I contest that Liberal democracy has triumphed.. Europe still arguable is a social democracy, and latin america is to a much greater extent. The problems of free markets are still obvious and manifest in many place today. Democracy itself seems to have suceeded, but by no means has the 'liberal' economic model triumphed. Why else do the people of venezula vote for chavez? Arguably it is the Thatcher Reagan concensus that has caused much of the poverty through free market policies that blights Africa today.

Two men who's complete life has been fixed (for slightly different reasons) in the 'liberal capitalist democratic' structure. Do you expect them to say anything other than 'it's the best, it just screws up sometimes'? They would be surprised how the world will be in 100 years. So would I, but I and they will be dead. Pure arrogance. The end of history - nonsense. And I have read the book.

Yet to really impact on Western-style democracy - or any other system for that matter - is 'open' democracy. In other words, instead of just electing representatives, anyone will be able to influence and generate government policy, legislation and budgets directly, including over the Internet - regardless of who got elected. The Free Software Movement, which creates the free operating system Linux, the free web browser Firefox and the free office suite OpenOffice, has for over a decade now been prototyping the kinds of organisational methods and technologies that 'open' democracy will be able to employ.

Efforts at participatory democracy already being trialed include in the US, ohmynews in South Korea, and TheyWorkForYou in the UK. However in due course, some predict these kinds of 'open' democracy methods will become more important institutions in the national democratic discourse than the processes of representative democracy they are initially designed to help improve upon.

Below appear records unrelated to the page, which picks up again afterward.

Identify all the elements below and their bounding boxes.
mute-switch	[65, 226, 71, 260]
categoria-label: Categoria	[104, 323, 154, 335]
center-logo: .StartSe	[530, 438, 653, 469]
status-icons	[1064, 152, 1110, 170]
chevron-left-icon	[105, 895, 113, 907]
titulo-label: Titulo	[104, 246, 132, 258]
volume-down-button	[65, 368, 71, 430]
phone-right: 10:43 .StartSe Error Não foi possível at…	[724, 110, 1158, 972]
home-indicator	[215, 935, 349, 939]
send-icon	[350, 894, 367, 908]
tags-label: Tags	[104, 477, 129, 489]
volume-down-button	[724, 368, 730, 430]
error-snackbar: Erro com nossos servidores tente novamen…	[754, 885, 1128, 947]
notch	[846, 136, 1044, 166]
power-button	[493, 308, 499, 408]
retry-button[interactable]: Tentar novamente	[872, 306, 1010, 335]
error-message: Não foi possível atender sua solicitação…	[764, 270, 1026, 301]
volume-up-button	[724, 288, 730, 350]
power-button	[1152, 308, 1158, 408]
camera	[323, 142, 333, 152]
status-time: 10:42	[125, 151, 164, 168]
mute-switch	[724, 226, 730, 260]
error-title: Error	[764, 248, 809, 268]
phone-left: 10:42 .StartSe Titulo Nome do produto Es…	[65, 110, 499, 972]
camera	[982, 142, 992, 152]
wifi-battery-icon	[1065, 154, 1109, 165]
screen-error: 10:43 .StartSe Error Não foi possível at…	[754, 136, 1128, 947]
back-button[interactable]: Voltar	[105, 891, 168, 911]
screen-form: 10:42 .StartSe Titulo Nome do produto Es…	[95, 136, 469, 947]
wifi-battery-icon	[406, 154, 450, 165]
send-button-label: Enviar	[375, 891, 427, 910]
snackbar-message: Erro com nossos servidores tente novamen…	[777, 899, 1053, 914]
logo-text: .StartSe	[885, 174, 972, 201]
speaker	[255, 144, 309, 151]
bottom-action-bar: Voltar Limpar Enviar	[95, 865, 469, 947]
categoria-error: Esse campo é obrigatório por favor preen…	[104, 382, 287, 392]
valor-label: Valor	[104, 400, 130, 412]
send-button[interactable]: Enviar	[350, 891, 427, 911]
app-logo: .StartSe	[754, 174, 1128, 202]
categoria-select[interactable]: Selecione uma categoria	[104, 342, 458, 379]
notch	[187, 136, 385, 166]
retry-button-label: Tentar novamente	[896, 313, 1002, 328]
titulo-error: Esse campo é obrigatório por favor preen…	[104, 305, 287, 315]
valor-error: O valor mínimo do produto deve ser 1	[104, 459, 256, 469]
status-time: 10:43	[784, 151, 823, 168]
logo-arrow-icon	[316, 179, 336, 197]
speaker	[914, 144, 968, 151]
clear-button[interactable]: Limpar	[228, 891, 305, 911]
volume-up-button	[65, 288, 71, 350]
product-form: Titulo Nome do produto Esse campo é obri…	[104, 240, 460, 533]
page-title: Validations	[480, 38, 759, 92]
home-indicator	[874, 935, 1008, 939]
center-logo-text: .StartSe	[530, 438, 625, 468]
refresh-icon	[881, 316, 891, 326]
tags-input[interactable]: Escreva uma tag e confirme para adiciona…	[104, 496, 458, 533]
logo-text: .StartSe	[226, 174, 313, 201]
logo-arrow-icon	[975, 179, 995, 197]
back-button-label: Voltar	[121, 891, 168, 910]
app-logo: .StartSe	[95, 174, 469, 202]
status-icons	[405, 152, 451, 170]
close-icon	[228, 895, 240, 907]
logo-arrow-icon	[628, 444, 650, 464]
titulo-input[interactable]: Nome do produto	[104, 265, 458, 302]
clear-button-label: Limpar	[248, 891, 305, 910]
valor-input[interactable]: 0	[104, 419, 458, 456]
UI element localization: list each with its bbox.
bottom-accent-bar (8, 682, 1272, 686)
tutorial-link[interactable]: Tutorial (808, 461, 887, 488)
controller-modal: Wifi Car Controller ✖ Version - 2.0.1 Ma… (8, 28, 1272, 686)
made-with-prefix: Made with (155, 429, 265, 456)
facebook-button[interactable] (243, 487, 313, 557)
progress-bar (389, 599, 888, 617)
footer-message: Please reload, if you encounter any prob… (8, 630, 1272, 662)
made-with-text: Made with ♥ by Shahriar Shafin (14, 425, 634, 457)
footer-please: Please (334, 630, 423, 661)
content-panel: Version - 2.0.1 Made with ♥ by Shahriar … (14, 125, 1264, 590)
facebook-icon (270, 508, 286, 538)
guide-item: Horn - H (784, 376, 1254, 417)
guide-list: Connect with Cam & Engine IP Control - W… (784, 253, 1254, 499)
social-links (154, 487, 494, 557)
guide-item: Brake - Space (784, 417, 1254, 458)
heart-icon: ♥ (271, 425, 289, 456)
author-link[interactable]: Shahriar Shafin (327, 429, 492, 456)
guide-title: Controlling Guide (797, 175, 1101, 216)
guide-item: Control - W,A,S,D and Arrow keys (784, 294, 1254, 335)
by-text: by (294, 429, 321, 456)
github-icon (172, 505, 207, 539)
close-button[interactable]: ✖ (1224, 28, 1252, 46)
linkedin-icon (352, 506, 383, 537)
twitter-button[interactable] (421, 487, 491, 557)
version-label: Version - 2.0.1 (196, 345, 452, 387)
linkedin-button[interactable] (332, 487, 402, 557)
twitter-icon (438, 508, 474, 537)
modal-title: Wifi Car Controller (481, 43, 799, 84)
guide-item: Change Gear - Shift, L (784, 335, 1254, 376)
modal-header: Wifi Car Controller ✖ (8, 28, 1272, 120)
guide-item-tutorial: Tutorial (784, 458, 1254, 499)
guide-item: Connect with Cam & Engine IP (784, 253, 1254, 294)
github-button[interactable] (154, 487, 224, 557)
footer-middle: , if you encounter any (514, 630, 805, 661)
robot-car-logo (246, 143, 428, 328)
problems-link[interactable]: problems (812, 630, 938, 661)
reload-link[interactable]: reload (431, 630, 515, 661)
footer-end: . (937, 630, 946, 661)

It is far too early to suppose this will predominate.Owing not least to this media, consent will be required, so extremes of theocracy or autocracy fortunately seem doomed.
For democracy to triumph, the general populace must have the power to exert their views, and accept the responsibility for doing so.It will be judged by results.At present opininion is unofficially formed by a tiny clique of global capitalists.
It is not only that financial institutions must be regulated, capitalism is making a bad fist of raising cultural standards, and of making available useful and rewarding work for all.It is also destroying the planet.
within consent government, social, co-operative and communitarian models must be tolerated, and locally tried.
Meanwhile it is wrong for liberal democratic nations to try to export their ideals by force.Abuses within nation states should only be countered through the united nations.